Em 1911, George S. Barton, de Somerville, Massachusetts, fundou, editou e publicou a primeira edição da revista Boys 'Life, chamando-a de Boys' and Boy Scouts 'Magazine. Ele não se referia aos escoteiros que imaginamos hoje, mas às três principais organizações escoteiras concorrentes da época: os escoteiros americanos, os escoteiros da Nova Inglaterra e os escoteiros da América (BSA).

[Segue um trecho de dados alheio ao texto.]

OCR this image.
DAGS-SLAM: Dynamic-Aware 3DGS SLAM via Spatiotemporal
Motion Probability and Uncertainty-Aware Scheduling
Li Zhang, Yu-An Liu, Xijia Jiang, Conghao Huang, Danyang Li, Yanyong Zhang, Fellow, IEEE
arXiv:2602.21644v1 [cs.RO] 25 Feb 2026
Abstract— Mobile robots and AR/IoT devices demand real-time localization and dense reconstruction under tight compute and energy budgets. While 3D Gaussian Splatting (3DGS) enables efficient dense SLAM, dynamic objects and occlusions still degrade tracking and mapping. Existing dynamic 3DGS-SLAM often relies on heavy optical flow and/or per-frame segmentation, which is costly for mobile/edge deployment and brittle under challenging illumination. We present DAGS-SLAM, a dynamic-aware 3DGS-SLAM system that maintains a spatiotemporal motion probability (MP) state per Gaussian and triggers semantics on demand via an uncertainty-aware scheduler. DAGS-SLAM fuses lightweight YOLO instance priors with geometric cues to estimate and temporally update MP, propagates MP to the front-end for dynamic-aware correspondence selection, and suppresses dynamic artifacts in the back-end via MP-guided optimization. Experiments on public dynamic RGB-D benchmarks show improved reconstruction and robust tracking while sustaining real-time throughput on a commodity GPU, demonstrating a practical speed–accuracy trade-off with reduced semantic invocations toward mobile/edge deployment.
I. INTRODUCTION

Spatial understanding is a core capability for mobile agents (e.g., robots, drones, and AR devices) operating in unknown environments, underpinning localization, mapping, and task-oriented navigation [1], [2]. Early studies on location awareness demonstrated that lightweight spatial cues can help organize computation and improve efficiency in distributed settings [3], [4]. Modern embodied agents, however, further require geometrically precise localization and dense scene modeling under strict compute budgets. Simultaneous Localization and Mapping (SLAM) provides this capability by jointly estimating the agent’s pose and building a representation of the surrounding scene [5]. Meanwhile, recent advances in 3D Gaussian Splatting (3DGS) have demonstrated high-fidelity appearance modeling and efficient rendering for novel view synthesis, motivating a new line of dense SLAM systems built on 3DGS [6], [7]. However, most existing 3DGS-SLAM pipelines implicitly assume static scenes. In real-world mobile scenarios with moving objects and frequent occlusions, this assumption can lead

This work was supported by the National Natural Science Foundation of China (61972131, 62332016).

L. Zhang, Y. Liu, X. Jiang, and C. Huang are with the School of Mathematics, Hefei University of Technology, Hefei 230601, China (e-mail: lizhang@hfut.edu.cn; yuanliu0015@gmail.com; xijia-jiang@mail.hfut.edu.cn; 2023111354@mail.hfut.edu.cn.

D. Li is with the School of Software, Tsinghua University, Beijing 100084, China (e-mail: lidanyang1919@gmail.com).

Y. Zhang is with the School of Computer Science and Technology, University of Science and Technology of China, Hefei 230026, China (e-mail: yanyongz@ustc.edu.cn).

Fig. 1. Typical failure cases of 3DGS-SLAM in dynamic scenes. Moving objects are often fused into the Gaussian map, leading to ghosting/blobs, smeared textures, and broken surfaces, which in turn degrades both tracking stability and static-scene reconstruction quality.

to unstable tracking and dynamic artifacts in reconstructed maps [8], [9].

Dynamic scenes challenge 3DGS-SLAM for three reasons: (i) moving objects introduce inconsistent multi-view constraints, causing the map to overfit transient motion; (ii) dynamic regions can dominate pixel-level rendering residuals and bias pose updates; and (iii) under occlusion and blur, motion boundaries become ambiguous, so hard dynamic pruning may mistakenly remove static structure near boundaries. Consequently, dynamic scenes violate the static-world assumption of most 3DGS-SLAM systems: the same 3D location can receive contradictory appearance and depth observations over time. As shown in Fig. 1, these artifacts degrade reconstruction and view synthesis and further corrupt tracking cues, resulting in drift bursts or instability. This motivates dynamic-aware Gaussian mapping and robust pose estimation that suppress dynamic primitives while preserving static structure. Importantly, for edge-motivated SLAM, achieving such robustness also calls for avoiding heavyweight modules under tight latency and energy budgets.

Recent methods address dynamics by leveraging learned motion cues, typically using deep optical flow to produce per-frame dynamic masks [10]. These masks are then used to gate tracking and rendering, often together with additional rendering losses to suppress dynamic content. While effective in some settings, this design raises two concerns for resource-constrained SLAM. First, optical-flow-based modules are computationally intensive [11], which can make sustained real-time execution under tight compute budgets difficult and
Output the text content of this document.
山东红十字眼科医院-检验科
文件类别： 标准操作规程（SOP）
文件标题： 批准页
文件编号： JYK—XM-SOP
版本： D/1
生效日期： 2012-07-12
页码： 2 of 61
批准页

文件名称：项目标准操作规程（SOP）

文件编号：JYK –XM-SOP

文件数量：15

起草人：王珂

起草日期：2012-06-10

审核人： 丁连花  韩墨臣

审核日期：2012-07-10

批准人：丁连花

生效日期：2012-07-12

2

A primeira edição de Barton da Boys 'Life foi publicada em 1º de janeiro de 1911. "Volume 1, Número 1" foi impresso na bandeira da revista. No entanto, muito poucas das 5.000 cópias impressas chegaram ao público. A primeira edição mais aceita foi publicada em 1º de março de 1911, após sua expansão de oito para 48 páginas, uma redução no tamanho da página e o acréscimo de uma capa bicolor.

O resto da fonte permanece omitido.